Le 21 octobre 2014 une information judiciaire est ouverte contre lui et Aboubakar Siddiki. Ils sont inculpés par le chef d’escadron Aline Mbia Ondoua, juge d’instruction au Tribunal militaire. 

Quatre chefs d’accusation leur sont imputés:«outrage au président de la République «hostilité contre la patrie et révolution », «complicité d’assassinat», et « port et détention illégale d’armes de guerre ».

D’après la Dgre qui a transmis ses éléments d’accusation à la justice militaire, les attaques qui ont eu lieu à l’Est du Cameroun, et en particulier dans la localité de Gbiti seraient l’œuvre des hommes d’un certain Ali Garba alias Dougsaga (ce dernier a été entendu à l’hô- tel phœnix de Ndjamena au Tchad par des hommes de la    Dgre), avec pour commanditaires Me Harissou et Abdoulaye Sidiki. Me Abdoulaye Harissou est alors accusé d’être le cerveau d’une organisation criminelle visant à déstabiliser le Cameroun à partir de la République Centrafricaine.

Depuis l’ouverture de l’information judiciaire en octobre 2014, Me Harissou a fait l’objet de deux interrogatoires, notamment, celle du 26 mars 2015 et celle 19 mai 2015. Au cours de ces auditions menées le capitaine Bernard Tuete, qui a remplacé Aline Mbia Ondoua comme juge d’instruction, Me Harissou a tenté de démontrer son innocence.

Témoins

Accusé sur la base d’écoutes téléphoniques, d’avoir été en contact les 16 et 17 octobre 2013 et les 16 et 17 novembre 2013 avec les rebelles qui ont mené les attaques aux frontières de l’Est, Me Harissou a indiqué qu’à cette période il se trouvait hors du pays et que son roaming ne fonctionnait pas.
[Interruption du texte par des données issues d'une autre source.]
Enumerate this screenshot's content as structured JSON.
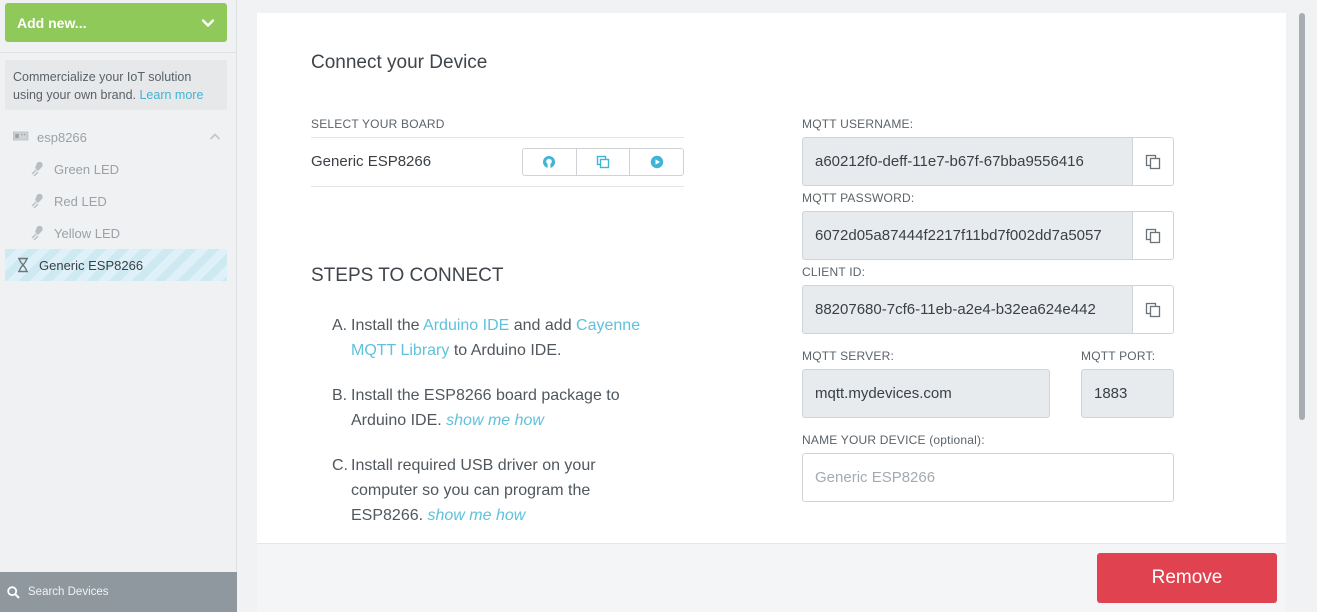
{
  "sidebar": {
    "add_new_label": "Add new...",
    "promo_text": "Commercialize your IoT solution using your own brand.",
    "promo_link": "Learn more",
    "device_group": "esp8266",
    "items": [
      {
        "label": "Green LED",
        "icon": "led-icon"
      },
      {
        "label": "Red LED",
        "icon": "led-icon"
      },
      {
        "label": "Yellow LED",
        "icon": "led-icon"
      }
    ],
    "selected_device": "Generic ESP8266",
    "search_label": "Search Devices"
  },
  "main": {
    "title": "Connect your Device",
    "select_board_label": "SELECT YOUR BOARD",
    "board_name": "Generic ESP8266",
    "board_buttons": [
      "github-icon",
      "copy-icon",
      "play-icon"
    ],
    "steps_title": "STEPS TO CONNECT",
    "steps": {
      "a_letter": "A.",
      "a_text1": "Install the ",
      "a_link1": "Arduino IDE",
      "a_text2": " and add ",
      "a_link2": "Cayenne MQTT Library",
      "a_text3": " to Arduino IDE.",
      "b_letter": "B.",
      "b_text": "Install the ESP8266 board package to Arduino IDE. ",
      "b_link": "show me how",
      "c_letter": "C.",
      "c_text": "Install required USB driver on your computer so you can program the ESP8266. ",
      "c_link": "show me how"
    },
    "mqtt_username_label": "MQTT USERNAME:",
    "mqtt_username": "a60212f0-deff-11e7-b67f-67bba9556416",
    "mqtt_password_label": "MQTT PASSWORD:",
    "mqtt_password": "6072d05a87444f2217f11bd7f002dd7a5057",
    "client_id_label": "CLIENT ID:",
    "client_id": "88207680-7cf6-11eb-a2e4-b32ea624e442",
    "mqtt_server_label": "MQTT SERVER:",
    "mqtt_server": "mqtt.mydevices.com",
    "mqtt_port_label": "MQTT PORT:",
    "mqtt_port": "1883",
    "name_device_label": "NAME YOUR DEVICE",
    "name_device_optional": "(optional):",
    "name_device_placeholder": "Generic ESP8266",
    "remove_label": "Remove"
  },
  "colors": {
    "accent_green": "#8fc95a",
    "link_blue": "#3fb4d6",
    "danger_red": "#e0434f"
  }
}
D’après des sources proches de l’enquête, il cite comme témoins l’ex-président de la Cour suprême, Alexis Dipanda Mouelle, le président de la Conac, Dieudonné Massi Gams et le journaliste Zachary Ngniman avec lesquels il se trouvait dans un forum à Bruxelles. Il cite également le premier conseiller de l’ambassade du Cameroun en France, M. Atangana, avec qui il a pris part au déjeuner des ambassadeurs d’Afrique francophone offert par le Conseil supérieur du
Notariat Français.

Marafa

Par ailleurs, les listings des appels de septembre, octobre, novembre et décembre de Me Harissou ont été ressortis. Tout comme l’ordinateur d’Aboubakar Siddiki, son coaccusé, a été récupéré après une perquisition effectuée à son domicile. Des «scellés » exploités par le Dr. Georges Bell Bitjocka, expert judiciaire en cybercriminalité et cryptologie commis par le juge d’instruction Bernard Tuete pour mener une expertise.

Son rapport a été notifié à l’accusation et à la défense la semaine dernière, notamment, jeudi, 20 août 2015. Ils ont dix jours pour transmettre leurs observations au juge d’instruction. D’ores et déjà des interrogations transparaissent.

Ce rapport évoquet-il des conversations entre Siddiki et Harissou ? Des échanges de courriels entre Siddiki, Harissou et Marafa Hamidou Yaya ont-ils été découverts ? Si cela est établi quels en sont les contenus ?

Selon toute vraisemblance, ces questions devraient avoir trouvé des réponses, des précisions ou des clarifications dans le rapport de l’expert, à la suite des arguments avancés par l’accusation.

Cette affaire a fini par propulser Me Harissou au-devant de la scène. Lui, se défend de n’avoir orchestré aucune tentative d’attentat. «La Dgre est convaincue que c’est moi qui fait le lobbying de Marafa et gère sa supposée fortune. Donc il fallait m’éliminer. Voilà la principale raison de mon arrestation et de mon incarcération », pense Me Harissou.